El canciller cubano Bruno Rodríguez Parrilla afirmó que en Cuba "no habrá una crisis humanitaria", mientras el 94 % de la población vive en pobreza extrema y el 80 % de los ciudadanos ha tenido que suprimir comidas diarias por falta de alimentos, según datos del Observatorio Cubano de Derechos Humanos (OCDH). Sus declaraciones ocurren en medio de una crisis marcada también por apagones, escasez de medicamentos, falta de agua potable y deterioro de los servicios básicos.
El video muestra a Rodríguez negando la existencia de una crisis humanitaria en Cuba y asegurando:
"Nuestro pueblo es profundamente solidario, comprende y tiene elevada conciencia de las causas de los problemas y sufrimientos que afrontamos."
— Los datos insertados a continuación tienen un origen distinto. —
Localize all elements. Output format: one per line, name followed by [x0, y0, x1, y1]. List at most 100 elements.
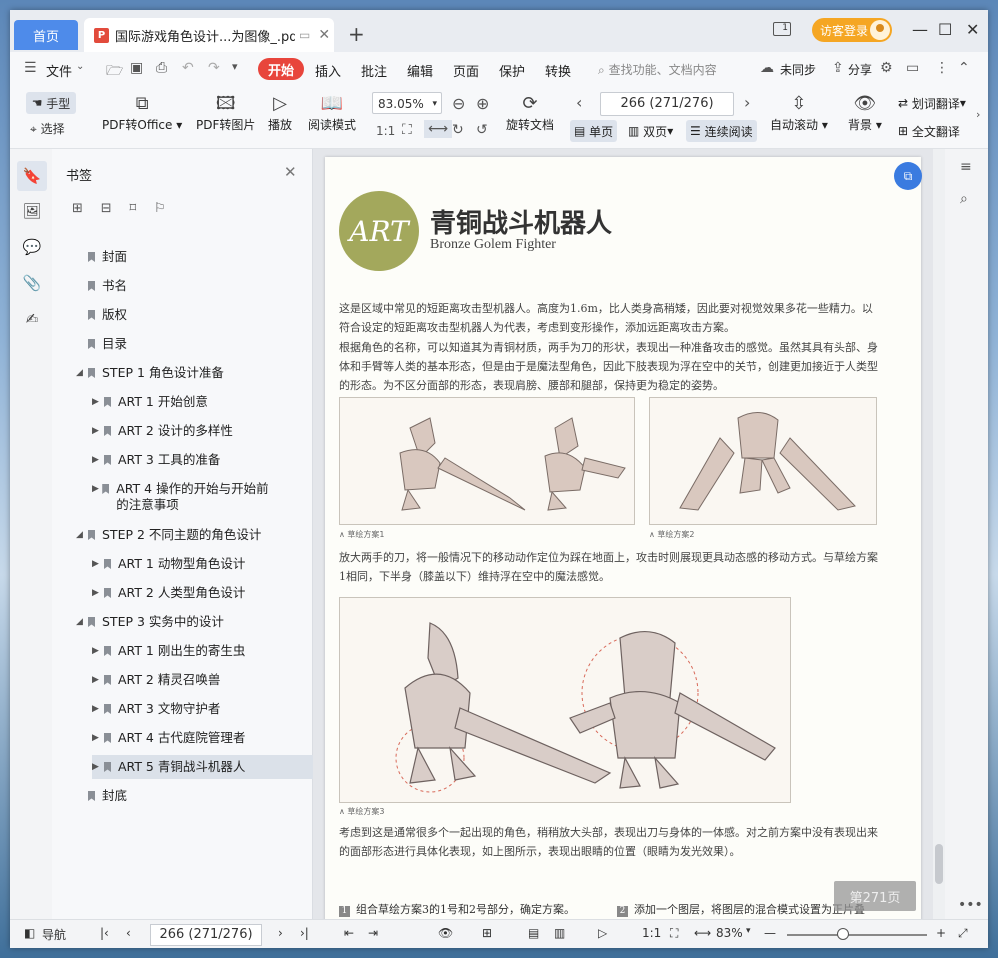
more-vertical-icon[interactable]: ⋮ — [935, 60, 949, 76]
bookmark-item[interactable]: ▶ ART 2 设计的多样性 — [92, 423, 278, 439]
bookmark-item[interactable]: 封面 — [76, 249, 278, 265]
previous-page-icon[interactable]: ‹ — [576, 93, 582, 112]
signature-icon[interactable]: ✍ — [22, 309, 42, 329]
more-dropdown-icon[interactable]: ▾ — [232, 60, 238, 73]
add-sub-bookmark-icon[interactable]: ⊟ — [101, 201, 112, 216]
maximize-icon[interactable]: ☐ — [938, 20, 952, 39]
settings-icon[interactable]: ⚙ — [880, 60, 893, 76]
bookmark-item[interactable]: ▶ ART 3 工具的准备 — [92, 452, 278, 468]
save-icon[interactable]: ▣ — [130, 60, 143, 76]
document-tab[interactable]: P 国际游戏角色设计...为图像_.pdf ▭ ✕ — [84, 18, 334, 52]
expand-arrow-icon[interactable]: ▶ — [92, 643, 104, 659]
continuous-reading-button[interactable]: ☰ 连续阅读 — [686, 120, 757, 142]
minimize-icon[interactable]: — — [912, 20, 928, 39]
menu-protect[interactable]: 保护 — [499, 61, 525, 80]
bookmark-item[interactable]: 书名 — [76, 278, 278, 294]
bookmark-add-icon[interactable]: ⌑ — [129, 201, 136, 216]
search-box[interactable]: ⌕ 查找功能、文档内容 — [598, 61, 717, 78]
collapse-arrow-icon[interactable]: ◢ — [76, 527, 88, 543]
document-view[interactable]: ART 青铜战斗机器人 Bronze Golem Fighter 这是区域中常见… — [313, 149, 933, 927]
undo-icon[interactable]: ↶ — [182, 60, 194, 76]
bookmark-item[interactable]: ◢ STEP 1 角色设计准备 — [76, 365, 278, 381]
bookmark-item[interactable]: ▶ ART 4 古代庭院管理者 — [92, 730, 278, 746]
expand-arrow-icon[interactable]: ▶ — [92, 759, 104, 775]
fit-page-status-icon[interactable]: ⛶ — [670, 926, 678, 941]
rotate-document-button[interactable]: ⟳ 旋转文档 — [506, 92, 554, 133]
open-folder-icon[interactable]: 🗁 — [106, 60, 123, 84]
close-panel-icon[interactable]: ✕ — [284, 163, 297, 181]
navigation-label[interactable]: 导航 — [42, 926, 66, 943]
layout-icon[interactable]: 1 — [773, 22, 791, 36]
hamburger-icon[interactable]: ☰ — [24, 60, 37, 76]
monitor-icon[interactable]: ▭ — [299, 28, 310, 42]
play-button[interactable]: ▷ 播放 — [268, 92, 292, 133]
vertical-scrollbar[interactable] — [933, 149, 945, 919]
search-text-icon[interactable]: ⌕ — [960, 191, 968, 207]
next-page-icon[interactable]: › — [744, 93, 750, 112]
zoom-in-icon[interactable]: ⊕ — [476, 94, 489, 113]
close-window-icon[interactable]: ✕ — [966, 20, 979, 39]
fit-width-status-icon[interactable]: ⟷ — [694, 926, 711, 940]
expand-arrow-icon[interactable]: ▶ — [92, 672, 104, 688]
expand-arrow-icon[interactable]: ▶ — [92, 556, 104, 572]
zoom-select[interactable]: 83.05% ▾ — [372, 92, 442, 114]
next-page-status-icon[interactable]: › — [278, 926, 283, 940]
menu-start[interactable]: 开始 — [258, 58, 304, 80]
chevron-down-icon[interactable]: ⌄ — [76, 61, 84, 72]
thumbnail-icon[interactable]: 🖼 — [22, 201, 42, 221]
collapse-arrow-icon[interactable]: ◢ — [76, 365, 88, 381]
bookmark-item[interactable]: 封底 — [76, 788, 278, 804]
add-bookmark-icon[interactable]: ⊞ — [72, 201, 83, 216]
cloud-icon[interactable]: ☁ — [760, 60, 774, 76]
attachment-icon[interactable]: 📎 — [22, 273, 42, 293]
bookmark-item[interactable]: ▶ ART 3 文物守护者 — [92, 701, 278, 717]
bookmark-item[interactable]: ▶ ART 4 操作的开始与开始前的注意事项 — [92, 481, 278, 513]
share-icon[interactable]: ⇪ — [832, 60, 844, 76]
collapse-arrow-icon[interactable]: ◢ — [76, 614, 88, 630]
first-page-icon[interactable]: |‹ — [100, 926, 109, 940]
select-tool-button[interactable]: ⌖ 选择 — [30, 120, 65, 137]
pdf-to-image-button[interactable]: 🖾 PDF转图片 — [196, 92, 255, 133]
bookmark-item[interactable]: 版权 — [76, 307, 278, 323]
collapse-ribbon-icon[interactable]: ⌃ — [958, 60, 970, 76]
more-horizontal-icon[interactable]: ••• — [958, 897, 983, 913]
pdf-to-office-button[interactable]: ⧉ PDF转Office ▾ — [102, 92, 182, 133]
expand-arrow-icon[interactable]: ▶ — [92, 452, 104, 468]
bookmark-item[interactable]: ▶ ART 1 动物型角色设计 — [92, 556, 278, 572]
double-page-button[interactable]: ▥ 双页 ▾ — [624, 120, 677, 142]
last-page-icon[interactable]: ›| — [300, 926, 309, 940]
double-view-icon[interactable]: ▥ — [554, 926, 565, 940]
zoom-out-status-icon[interactable]: — — [764, 926, 776, 940]
expand-arrow-icon[interactable]: ▶ — [92, 701, 104, 717]
status-page-input[interactable]: 266 (271/276) — [150, 924, 262, 946]
fullscreen-icon[interactable]: ⤢ — [958, 926, 968, 941]
bookmark-item[interactable]: ◢ STEP 2 不同主题的角色设计 — [76, 527, 278, 543]
zoom-slider-knob[interactable] — [837, 928, 849, 940]
bookmark-item[interactable]: ▶ ART 1 刚出生的寄生虫 — [92, 643, 278, 659]
single-page-button[interactable]: ▤ 单页 — [570, 120, 618, 142]
hand-tool-button[interactable]: ☚ 手型 — [26, 92, 76, 114]
bookmark-item[interactable]: 目录 — [76, 336, 278, 352]
back-icon[interactable]: ⇤ — [344, 926, 354, 940]
navigation-icon[interactable]: ◧ — [24, 926, 35, 940]
continuous-view-icon[interactable]: ⊞ — [482, 926, 492, 940]
menu-insert[interactable]: 插入 — [315, 61, 341, 80]
unsync-label[interactable]: 未同步 — [780, 61, 816, 78]
bookmark-item[interactable]: ▶ ART 5 青铜战斗机器人 — [92, 755, 318, 779]
home-tab[interactable]: 首页 — [14, 20, 78, 50]
rotate-right-icon[interactable]: ↻ — [452, 122, 464, 138]
menu-file[interactable]: 文件 — [46, 61, 72, 80]
chevron-right-icon[interactable]: › — [976, 108, 980, 121]
actual-size-status-icon[interactable]: 1:1 — [642, 926, 661, 940]
bookmark-icon[interactable]: ⚐ — [154, 201, 166, 216]
full-translate-button[interactable]: ⊞ 全文翻译 — [894, 120, 964, 142]
bookmark-item[interactable]: ◢ STEP 3 实务中的设计 — [76, 614, 278, 630]
new-tab-button[interactable]: + — [348, 22, 365, 46]
expand-arrow-icon[interactable]: ▶ — [92, 585, 104, 601]
zoom-dropdown-icon[interactable]: ▾ — [746, 926, 751, 936]
expand-arrow-icon[interactable]: ▶ — [92, 481, 102, 497]
menu-lines-icon[interactable]: ≡ — [960, 159, 972, 175]
share-button[interactable]: 分享 — [848, 61, 872, 78]
page-number-input[interactable]: 266 (271/276) — [600, 92, 734, 116]
expand-arrow-icon[interactable]: ▶ — [92, 394, 104, 410]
El vocero del régimen afirma además que la población "se moviliza colectivamente en estrecha unidad" y que es "protagonista de los cambios que estamos introduciendo". Pero no acepta que solo entre el 3 % y el 7 % de los cubanos apoya al régimen.
Las imágenes contrastan la intervención de Bruno Rodríguez con escenas de la realidad cotidiana en Cuba, con calles sepultadas por la basura y apagones. El funcionario castrista sostiene que los cambios impulsados por el régimen responden "a problemas del pasado y a la durísima coyuntura actual" y están orientados "a la justicia social, a la igualdad de oportunidades y a la dignidad de las cubanas y cubanos".